We know from her place of work that the maid was respectable and devoutly religious. We know from the fact that she was there that she was young, perhaps twelve or thirteen years old. An older woman would not have been in the hall of the High Priest in the early hours of the morning; she would have been married and would have been at home with her family. If she was older, but still unmarried, she would not have been in the High Priest, for to have failed to have found a suitable husband would surely have been a sign of divine disfavour.
“A certain maid beheld him” is sufficient through her location and occupation to tell us much about the girl.
Looking through her eyes, what do we see? We sees a great fuss and commotion as, out of the darkness of the night, there comes a group of people. We would recognize some of them as visitors to the High Priest’s house. What are they doing? They have the man Jesus of Nazareth: what are they doing with him? We have heard of Jesus: why has he been brought here at dead of night? We have seen Jesus and his followers in the city, but what is going on?
Everyone gathers in the hall. There are many important Jews present and we hear sharp words being spoken.
We stand at a distance. It is a cold night and a brazier is lit and people gather around it. Beside the fire there is a familiar face. We have seen him before. This man is one of Jesus’ friends. we look hard at him. It’s definitely him. Before we know it, we have blurted out, “This man was also with him”.
Our eye-witness report ends there. We know the girl must have seen Jesus before because amidst the darkness and confusion, she is able to identify Peter.
Perhaps we can try to deduce what might have been going through her mind at this moment.
The first thing to note is that she speaks. This seems no big deal, but to a woman in a very conservative household of the time, the idea of speaking to strangers, most of whom were men, was unacceptable.
She speaks when she should not have spoken; she speaks when her traditional, religious upbringing tells her that she cannot say anything.
What does she say? “This man was also with him”.
To us, it sounds like a denunciation; it sounds as if she is accusing Peter of being an associate of the prisoner Jesus. But look what happens?
If the girl had wished to denounce Peter, she would have gone to her superiors; if she had wanted to see Peter arrested, she would have made more of a fuss. She does not do so. Peter is not arrested.
Saint Luke tells us she “earnestly looked upon him”, not the behaviour of someone who regarded Peter with suspicion and malice. Isn’t it more likely that her words, “This man was also with him” were spoken as an excited whisper; that she was hoping one of the people there would get Peter to tell them more about Jesus?
The girl would have been too afraid to have questioned Peter for herself; she should not have spoken at all. But perhaps, if the others know that peter was one of Jesus’ friends, they will ask him questions and she can listen to the answers.

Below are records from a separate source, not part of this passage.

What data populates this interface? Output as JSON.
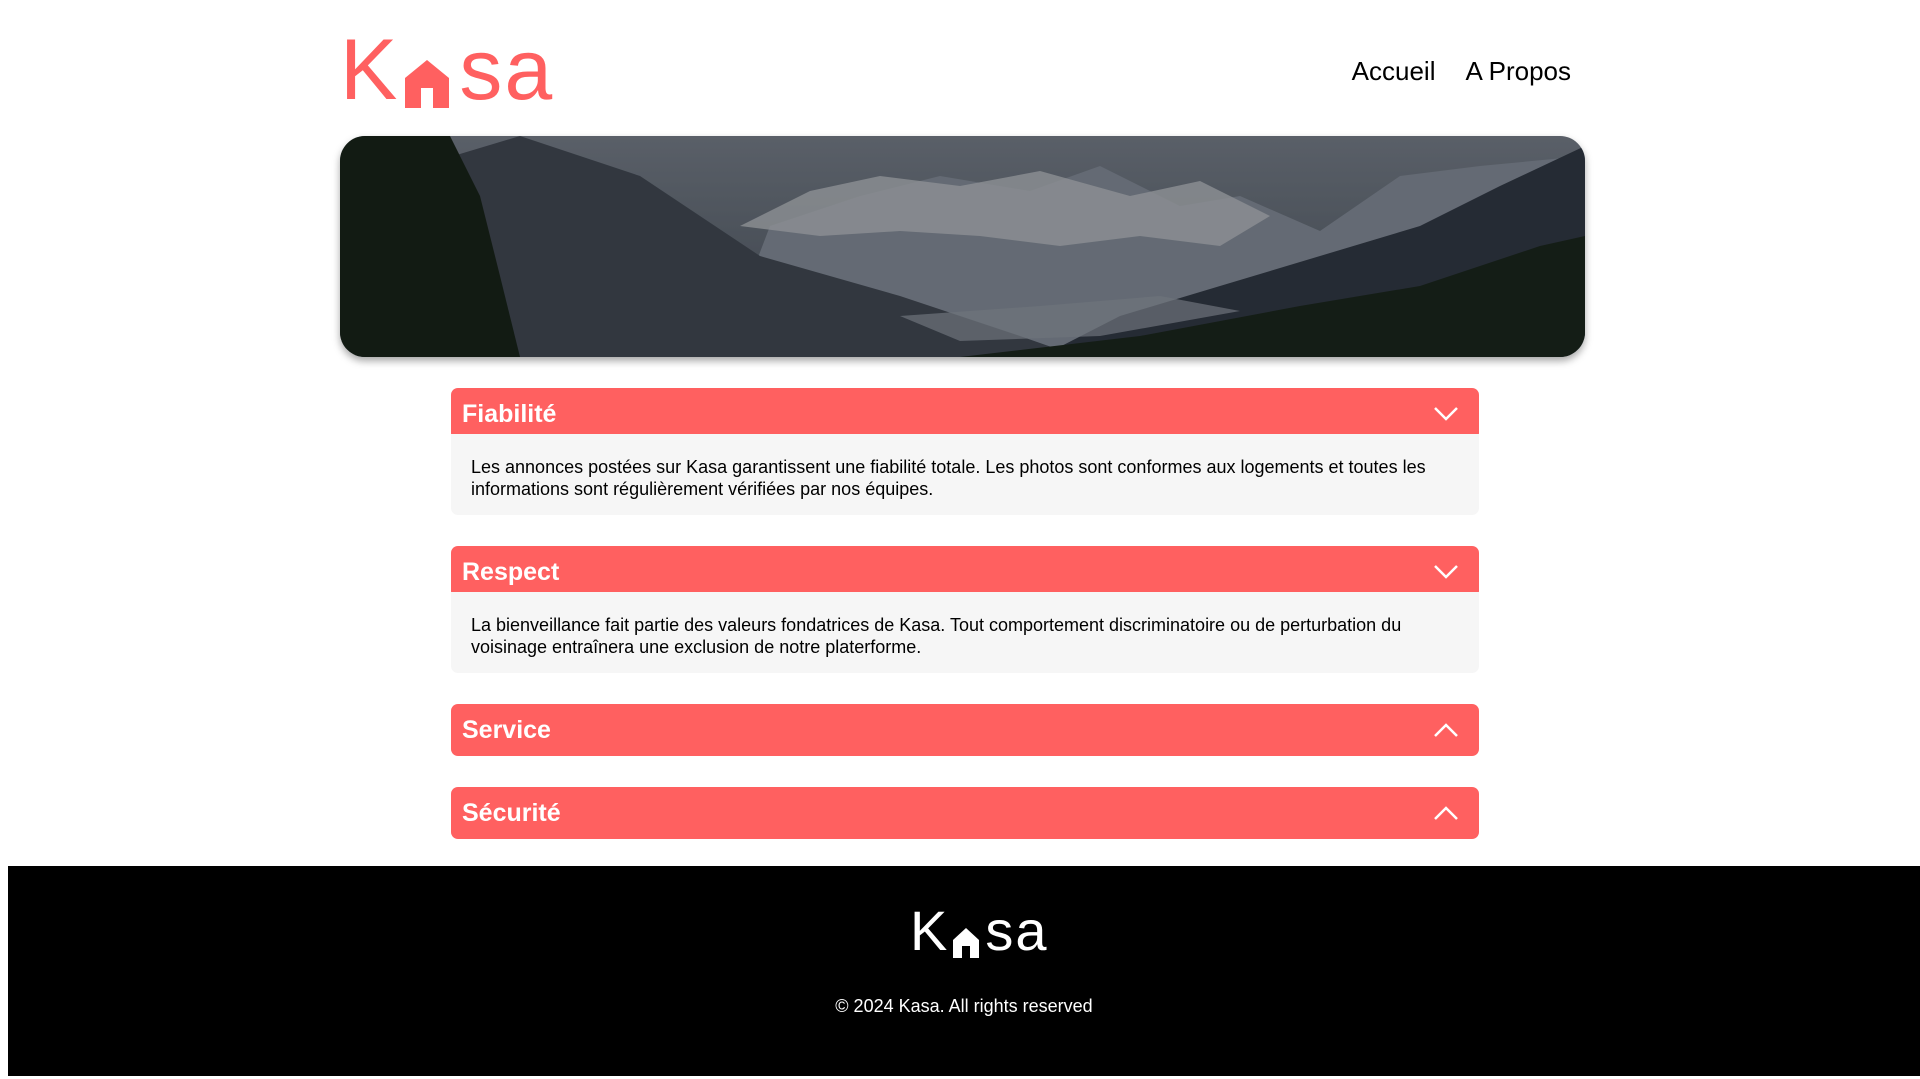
{
  "header": {
    "logo": {
      "text_before": "K",
      "text_after": "sa",
      "color": "#FF6060"
    },
    "nav": [
      {
        "label": "Accueil"
      },
      {
        "label": "A Propos"
      }
    ]
  },
  "banner": {
    "alt": "mountain-landscape"
  },
  "collapses": [
    {
      "title": "Fiabilité",
      "expanded": true,
      "content": "Les annonces postées sur Kasa garantissent une fiabilité totale. Les photos sont conformes aux logements et toutes les informations sont régulièrement vérifiées par nos équipes."
    },
    {
      "title": "Respect",
      "expanded": true,
      "content": "La bienveillance fait partie des valeurs fondatrices de Kasa. Tout comportement discriminatoire ou de perturbation du voisinage entraînera une exclusion de notre platerforme."
    },
    {
      "title": "Service",
      "expanded": false
    },
    {
      "title": "Sécurité",
      "expanded": false
    }
  ],
  "footer": {
    "logo": {
      "text_before": "K",
      "text_after": "sa"
    },
    "copyright": "© 2024 Kasa. All rights reserved"
  },
  "colors": {
    "accent": "#FF6060",
    "panel": "#F6F6F6",
    "footer_bg": "#000000"
  }
}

Many people will have done similar things, we have been at a meeting or gathering where we have wanted to ask a question, but we have not had the courage or the confidence to stand up and speak, so we have whispered information to someone else in the hope that they would speak for us.
Our eye-witness is little different from most of us. She want to know more about Jesus, but she is uncertain and afraid. The “certain maid” mustered great courage to speak at all. She might have been rebuked, even punished for her insolence. The evidence suggests that her words came from a genuine interest, a heartfelt desire to know more about Jesus of Nazareth.
Had we been in the place of our eye-witness, how would we have behaved? Seeing Jesus arrested; hearing the shouts and the denunciations; would we not have hidden away in fear?
The girl does not hide away. She stands there because she wants to know. Against all the rules of her society: she speaks.
Had we been there, would our faith have given us such courage?